屈折率は用いる波長に依存し、これが屈折率の分散と言われる性質である。プリズムに白色光を入射させると虹色に分光されるのはこの分散のため。また波長の極めて短い紫外線は通常の物質では屈折率が1に近くなる為、扱うには専用の光学部品が必要になる。吸収のある物質の場合には吸収率を虚数部に加えて複素屈折率で表すのが便利である。また、異方性のある物質の場合には屈折率は偏光の向きによって異なり、複屈折が起こる。

MKSA単位系あるいは国際単位系(SI)では、 屈折率 :  n は、真空中の光速度(c)を媒質中の光速度(v)(より正確には位相速度)で割った値であらわす。

n=\frac{c}{v}=\sqrt{\frac{\epsilon \mu}{\epsilon_0 \mu_0}}
ここでμ、εは材質の透磁率誘電率
μ0、ε0は真空の透磁率、誘電率

であらわされる。

吸収のある物質内では、複素屈折率の実数部が1より小さくなり、位相速度が真空中の光速度よりも大きくなる場合があるが、エネルギーや情報が位相速度で伝わるわけではないので、相対性理論とは矛盾しない。近年フォトニック結晶などが作成されて、特定の周波数に対しては屈折率が負になる現象も観察されている。また、フェムトパルスレーザーなどの非常に強いレーザー光を用いると非線形光学現象が起こり、屈折率が光強度に依存するような現象も知られている。

いくつかの物質の屈折率は以下である。(ナトリウムのD線・波長589.3nmの光に対して)

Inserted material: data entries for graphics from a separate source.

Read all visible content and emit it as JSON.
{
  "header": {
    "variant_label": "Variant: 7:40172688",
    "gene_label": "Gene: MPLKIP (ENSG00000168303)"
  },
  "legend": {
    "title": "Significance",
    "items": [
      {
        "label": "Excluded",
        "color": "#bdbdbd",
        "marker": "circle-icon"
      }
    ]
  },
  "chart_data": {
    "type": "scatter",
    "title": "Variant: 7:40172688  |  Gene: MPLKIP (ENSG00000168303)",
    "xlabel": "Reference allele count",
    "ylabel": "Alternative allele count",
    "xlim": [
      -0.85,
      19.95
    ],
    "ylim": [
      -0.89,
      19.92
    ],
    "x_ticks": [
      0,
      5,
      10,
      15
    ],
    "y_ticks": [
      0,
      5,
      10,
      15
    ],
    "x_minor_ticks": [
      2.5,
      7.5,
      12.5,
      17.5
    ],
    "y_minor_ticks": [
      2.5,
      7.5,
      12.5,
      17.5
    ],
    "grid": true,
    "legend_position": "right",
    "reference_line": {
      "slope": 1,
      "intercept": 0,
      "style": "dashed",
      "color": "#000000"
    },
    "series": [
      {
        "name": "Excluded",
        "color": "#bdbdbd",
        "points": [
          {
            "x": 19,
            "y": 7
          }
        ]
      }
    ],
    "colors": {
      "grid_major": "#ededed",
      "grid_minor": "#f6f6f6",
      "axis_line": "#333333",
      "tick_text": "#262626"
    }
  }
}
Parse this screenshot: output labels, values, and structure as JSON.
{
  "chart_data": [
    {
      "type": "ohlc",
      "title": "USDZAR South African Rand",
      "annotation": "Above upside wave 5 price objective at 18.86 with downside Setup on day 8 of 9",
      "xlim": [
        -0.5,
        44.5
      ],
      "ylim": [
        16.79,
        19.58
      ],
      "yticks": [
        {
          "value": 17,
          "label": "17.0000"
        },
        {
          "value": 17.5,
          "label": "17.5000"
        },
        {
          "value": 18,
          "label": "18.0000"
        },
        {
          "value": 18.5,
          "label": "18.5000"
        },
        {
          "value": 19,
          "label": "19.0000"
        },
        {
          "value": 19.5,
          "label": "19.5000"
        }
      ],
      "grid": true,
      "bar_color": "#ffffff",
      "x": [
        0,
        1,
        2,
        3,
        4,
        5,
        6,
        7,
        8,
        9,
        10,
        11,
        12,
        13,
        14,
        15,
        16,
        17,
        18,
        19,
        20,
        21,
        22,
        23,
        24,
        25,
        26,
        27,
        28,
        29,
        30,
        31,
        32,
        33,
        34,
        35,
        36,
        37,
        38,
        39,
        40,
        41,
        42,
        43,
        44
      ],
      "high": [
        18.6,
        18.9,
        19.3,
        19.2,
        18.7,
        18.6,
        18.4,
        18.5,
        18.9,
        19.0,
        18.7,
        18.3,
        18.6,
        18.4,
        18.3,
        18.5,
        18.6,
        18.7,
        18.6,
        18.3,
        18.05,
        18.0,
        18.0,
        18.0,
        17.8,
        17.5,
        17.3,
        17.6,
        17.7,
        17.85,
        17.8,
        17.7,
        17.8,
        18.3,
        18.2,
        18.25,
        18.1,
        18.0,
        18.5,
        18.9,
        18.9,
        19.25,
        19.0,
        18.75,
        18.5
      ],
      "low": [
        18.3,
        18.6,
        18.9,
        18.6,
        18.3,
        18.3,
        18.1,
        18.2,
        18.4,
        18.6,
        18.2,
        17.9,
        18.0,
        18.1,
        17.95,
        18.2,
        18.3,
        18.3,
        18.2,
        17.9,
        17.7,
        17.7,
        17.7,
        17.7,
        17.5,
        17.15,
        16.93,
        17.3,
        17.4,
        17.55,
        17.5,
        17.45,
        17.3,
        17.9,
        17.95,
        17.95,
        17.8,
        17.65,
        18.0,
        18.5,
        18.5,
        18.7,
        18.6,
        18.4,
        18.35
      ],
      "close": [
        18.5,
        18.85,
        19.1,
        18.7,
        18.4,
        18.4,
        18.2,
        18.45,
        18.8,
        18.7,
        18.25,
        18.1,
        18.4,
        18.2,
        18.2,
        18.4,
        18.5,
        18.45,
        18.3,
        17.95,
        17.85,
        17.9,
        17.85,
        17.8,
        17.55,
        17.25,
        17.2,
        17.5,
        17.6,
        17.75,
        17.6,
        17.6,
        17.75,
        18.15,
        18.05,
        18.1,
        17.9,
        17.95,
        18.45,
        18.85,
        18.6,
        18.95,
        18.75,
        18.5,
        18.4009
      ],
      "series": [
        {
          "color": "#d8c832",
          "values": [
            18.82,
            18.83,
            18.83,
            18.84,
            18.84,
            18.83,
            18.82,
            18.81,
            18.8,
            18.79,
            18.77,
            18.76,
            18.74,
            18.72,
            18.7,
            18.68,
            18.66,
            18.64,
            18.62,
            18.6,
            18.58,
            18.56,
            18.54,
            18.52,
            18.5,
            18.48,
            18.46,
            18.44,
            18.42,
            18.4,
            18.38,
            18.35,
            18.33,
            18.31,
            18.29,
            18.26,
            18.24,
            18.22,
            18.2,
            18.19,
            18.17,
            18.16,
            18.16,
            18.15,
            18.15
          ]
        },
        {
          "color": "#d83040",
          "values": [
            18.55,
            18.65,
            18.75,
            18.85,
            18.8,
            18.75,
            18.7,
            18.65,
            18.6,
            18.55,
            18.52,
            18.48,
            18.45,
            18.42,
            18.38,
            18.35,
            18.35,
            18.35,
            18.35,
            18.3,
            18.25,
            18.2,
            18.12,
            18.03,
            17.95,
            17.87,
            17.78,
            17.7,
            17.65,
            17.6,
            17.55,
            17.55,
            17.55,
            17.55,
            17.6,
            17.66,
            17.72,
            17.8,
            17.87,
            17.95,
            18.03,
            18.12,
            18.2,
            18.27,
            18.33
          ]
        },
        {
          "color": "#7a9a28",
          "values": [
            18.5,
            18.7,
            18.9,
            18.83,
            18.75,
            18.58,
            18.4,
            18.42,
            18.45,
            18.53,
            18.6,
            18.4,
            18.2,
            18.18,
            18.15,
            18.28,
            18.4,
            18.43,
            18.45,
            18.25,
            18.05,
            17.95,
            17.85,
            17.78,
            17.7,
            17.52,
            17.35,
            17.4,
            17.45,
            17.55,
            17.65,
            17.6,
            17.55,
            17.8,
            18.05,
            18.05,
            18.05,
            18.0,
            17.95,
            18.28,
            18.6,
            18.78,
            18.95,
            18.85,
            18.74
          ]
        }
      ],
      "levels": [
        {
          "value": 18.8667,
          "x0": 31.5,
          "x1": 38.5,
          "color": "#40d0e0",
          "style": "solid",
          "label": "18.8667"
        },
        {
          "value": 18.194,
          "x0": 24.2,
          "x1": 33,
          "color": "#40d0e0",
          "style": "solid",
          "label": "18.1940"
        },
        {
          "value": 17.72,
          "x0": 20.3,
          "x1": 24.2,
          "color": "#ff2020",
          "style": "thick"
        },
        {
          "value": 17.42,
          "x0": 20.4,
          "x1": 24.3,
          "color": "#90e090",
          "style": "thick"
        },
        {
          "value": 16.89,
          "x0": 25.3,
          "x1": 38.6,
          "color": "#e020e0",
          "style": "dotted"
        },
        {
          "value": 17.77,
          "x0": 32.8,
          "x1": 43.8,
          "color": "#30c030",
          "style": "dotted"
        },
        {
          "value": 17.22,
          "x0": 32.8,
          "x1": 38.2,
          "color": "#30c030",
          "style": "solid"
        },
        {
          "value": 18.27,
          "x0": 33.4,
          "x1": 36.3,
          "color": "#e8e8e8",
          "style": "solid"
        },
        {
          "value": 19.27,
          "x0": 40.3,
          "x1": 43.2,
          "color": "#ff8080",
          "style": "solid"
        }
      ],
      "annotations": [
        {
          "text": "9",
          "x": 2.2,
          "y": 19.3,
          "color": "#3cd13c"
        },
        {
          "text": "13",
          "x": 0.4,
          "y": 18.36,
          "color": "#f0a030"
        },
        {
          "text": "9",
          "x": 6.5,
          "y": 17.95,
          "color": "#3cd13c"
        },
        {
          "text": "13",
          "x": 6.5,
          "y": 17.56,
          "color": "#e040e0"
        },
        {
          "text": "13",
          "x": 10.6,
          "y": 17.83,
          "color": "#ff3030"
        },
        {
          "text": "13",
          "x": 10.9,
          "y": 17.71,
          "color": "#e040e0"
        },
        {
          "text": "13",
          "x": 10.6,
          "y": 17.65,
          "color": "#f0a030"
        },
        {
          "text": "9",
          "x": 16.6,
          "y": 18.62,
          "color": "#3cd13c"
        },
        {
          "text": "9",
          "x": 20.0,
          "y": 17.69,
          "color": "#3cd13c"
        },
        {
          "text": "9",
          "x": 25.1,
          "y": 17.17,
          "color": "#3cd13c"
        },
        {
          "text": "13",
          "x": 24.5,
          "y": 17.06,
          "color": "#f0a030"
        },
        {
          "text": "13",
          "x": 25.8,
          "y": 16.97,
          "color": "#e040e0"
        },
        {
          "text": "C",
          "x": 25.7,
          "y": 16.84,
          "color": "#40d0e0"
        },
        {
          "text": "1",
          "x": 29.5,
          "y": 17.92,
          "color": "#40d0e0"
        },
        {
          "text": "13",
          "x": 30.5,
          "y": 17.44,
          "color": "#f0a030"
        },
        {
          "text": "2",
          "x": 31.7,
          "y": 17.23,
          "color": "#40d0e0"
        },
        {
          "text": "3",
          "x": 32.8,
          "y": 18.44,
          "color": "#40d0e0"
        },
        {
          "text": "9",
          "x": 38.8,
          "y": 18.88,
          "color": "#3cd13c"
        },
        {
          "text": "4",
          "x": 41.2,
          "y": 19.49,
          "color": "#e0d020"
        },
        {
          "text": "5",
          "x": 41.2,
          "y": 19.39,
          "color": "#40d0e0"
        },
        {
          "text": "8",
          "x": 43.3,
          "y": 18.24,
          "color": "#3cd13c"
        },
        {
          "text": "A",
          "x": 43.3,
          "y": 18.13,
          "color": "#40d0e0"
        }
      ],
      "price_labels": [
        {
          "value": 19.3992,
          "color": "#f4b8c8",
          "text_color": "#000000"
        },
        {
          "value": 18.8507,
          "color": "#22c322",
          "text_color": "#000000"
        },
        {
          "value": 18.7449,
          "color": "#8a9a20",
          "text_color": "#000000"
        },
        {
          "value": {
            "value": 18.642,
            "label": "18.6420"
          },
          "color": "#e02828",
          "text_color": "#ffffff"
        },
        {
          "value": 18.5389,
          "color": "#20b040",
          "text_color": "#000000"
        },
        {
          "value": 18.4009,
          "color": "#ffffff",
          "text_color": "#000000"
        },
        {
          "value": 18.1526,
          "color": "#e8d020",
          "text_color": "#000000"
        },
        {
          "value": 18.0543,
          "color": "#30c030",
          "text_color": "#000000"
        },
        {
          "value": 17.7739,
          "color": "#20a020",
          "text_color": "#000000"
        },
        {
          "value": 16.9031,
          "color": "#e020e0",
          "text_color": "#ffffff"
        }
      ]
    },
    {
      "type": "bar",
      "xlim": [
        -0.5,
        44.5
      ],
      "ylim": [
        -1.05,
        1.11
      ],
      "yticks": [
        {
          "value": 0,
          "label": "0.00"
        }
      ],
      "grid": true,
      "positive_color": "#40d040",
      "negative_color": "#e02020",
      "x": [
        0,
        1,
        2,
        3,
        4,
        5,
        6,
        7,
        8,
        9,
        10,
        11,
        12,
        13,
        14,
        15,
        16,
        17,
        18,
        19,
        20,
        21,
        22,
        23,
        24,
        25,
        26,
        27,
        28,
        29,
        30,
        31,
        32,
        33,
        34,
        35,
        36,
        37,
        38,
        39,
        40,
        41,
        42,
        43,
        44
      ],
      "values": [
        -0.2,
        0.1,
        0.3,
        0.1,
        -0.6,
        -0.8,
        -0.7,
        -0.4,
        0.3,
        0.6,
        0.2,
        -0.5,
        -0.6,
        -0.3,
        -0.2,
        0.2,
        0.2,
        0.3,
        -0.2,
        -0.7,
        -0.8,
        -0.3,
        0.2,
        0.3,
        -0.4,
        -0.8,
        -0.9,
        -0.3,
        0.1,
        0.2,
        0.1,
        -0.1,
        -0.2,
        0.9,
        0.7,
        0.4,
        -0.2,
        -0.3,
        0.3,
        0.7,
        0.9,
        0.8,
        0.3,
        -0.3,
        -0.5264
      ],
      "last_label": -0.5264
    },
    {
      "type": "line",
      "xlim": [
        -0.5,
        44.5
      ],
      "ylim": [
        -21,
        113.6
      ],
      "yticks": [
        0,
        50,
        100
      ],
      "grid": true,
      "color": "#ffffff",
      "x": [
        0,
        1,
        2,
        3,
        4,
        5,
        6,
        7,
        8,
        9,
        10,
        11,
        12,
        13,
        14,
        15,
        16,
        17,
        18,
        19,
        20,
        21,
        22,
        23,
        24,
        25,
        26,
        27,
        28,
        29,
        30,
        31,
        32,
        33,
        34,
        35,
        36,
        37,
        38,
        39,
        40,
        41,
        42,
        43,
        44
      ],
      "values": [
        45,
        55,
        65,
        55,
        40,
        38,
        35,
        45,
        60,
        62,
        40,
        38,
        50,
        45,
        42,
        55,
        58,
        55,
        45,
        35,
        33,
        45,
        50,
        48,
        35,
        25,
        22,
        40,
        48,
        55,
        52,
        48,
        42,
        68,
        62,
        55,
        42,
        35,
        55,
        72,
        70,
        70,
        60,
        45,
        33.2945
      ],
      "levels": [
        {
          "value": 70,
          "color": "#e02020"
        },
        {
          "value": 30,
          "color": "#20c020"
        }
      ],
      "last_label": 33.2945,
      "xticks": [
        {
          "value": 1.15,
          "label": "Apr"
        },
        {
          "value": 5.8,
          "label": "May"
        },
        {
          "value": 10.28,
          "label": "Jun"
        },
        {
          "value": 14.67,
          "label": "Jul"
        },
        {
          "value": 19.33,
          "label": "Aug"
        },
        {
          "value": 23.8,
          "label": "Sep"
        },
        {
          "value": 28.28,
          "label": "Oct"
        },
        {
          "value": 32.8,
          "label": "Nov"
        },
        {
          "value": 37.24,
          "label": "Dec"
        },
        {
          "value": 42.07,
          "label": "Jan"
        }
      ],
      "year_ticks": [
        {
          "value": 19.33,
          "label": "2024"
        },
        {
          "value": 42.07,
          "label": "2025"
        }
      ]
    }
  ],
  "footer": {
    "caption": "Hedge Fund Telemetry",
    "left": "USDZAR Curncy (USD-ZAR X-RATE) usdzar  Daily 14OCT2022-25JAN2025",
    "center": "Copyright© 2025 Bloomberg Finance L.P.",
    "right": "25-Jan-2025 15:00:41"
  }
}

屈折率が高い素材ほど曲率が小さくて済みレンズを薄くできるため、眼鏡用などに高屈折率素材を用いたレンズが開発されているが、高価で強度などに劣る欠点がある。伝統的な高屈折率眼鏡用レンズとして、屈折率が1.762-1.770と高く強度にも優れたサファイアが用いられる事があるが、当然ながら極めて高価である。